Hence I am a reconstructionist who loves UPG; and I am a staunch ancestor worshipper and Europhile who embraces cross-cultural exchange and intermingling at the same time. Because to me, the latter is part of the heritage I glean from the former. Just as I am a theory-based musician who thinks nothing of violating every harmonic law in the book if it creates the effect I want (and indeed, I use my knowledge of the ‘rules’ of music and spirituality to break themselves in creative and appealing ways).
The fundamental question is this: are the forms of tradition (be it musical or spiritual or whatever) there to serve us, or are we to serve them? Or is it a bit of both? If we respect them we recognise that they were born from the inspiration of our predecessors, and hence to truly be “reconstructionist” (which, I should mention, is NOT at all necessarily synonymous with being Folkish or Universalist or any other -ism, as these comments on the whole imply) one might have to break the rules of reconstructionism now and again.
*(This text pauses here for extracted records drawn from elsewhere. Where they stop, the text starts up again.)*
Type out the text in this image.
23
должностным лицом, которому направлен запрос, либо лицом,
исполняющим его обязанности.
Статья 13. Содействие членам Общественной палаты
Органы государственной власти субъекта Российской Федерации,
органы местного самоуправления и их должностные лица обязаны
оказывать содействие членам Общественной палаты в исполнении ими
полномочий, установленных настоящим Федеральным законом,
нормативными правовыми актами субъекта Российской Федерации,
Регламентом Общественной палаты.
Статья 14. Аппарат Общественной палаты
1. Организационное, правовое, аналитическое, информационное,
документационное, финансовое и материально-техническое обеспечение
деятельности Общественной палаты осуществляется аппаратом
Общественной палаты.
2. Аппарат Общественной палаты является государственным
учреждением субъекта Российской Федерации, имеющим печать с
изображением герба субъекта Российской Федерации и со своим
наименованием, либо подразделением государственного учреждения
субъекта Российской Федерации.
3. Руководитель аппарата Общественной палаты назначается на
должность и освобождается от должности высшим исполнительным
In my personal microcosmos Elric and Odin and alchemical Mercury are deeply related (yet naturally distinct); and for me the profound obsession with memory in Heathenry seems uncannily like the same obsession in Sufism (yet I at least cannot seem to effect a straightforward, simple fusion of the two). Things can be different yet the same; in fact this is what the symbol of Yggdrasill is all about: reminding us of the simultaneous oneness and difference of all things, and reminding us of the necessary interdependence that binds the archetypes of isolation and dissolution.
Blur the lines and we see things as they are; blur the lines and we begin to shed abstraction and embrace the endless mystery from which our world is woven. The closer you examine any boundary, the less distinct it becomes – that might not make it less real, but it forces us to recognise that our specific, localised uniqueness is not dependent on rigid separation, nor necessarily threatened by absence of the same.
What counts is our integrity and our vulnerable imagination. Rigidly clinging to rules about either isolated specificity or generalised universality amounts to underutilising our human faculties and potential. As always, George Orwell had it right to blame the ills of the world on the gramophone mind and not on the particular records being played at any given time.
For like it or not, we are all hedgewalkers like Odin (another reason to call him Allfather), whether it comes to musical expression or spiritual inspiration. The point of being strict…is so that we can become free of all restriction.
All only in my humble, internally contradictory, and frighteningly arbitrary opinion, of course.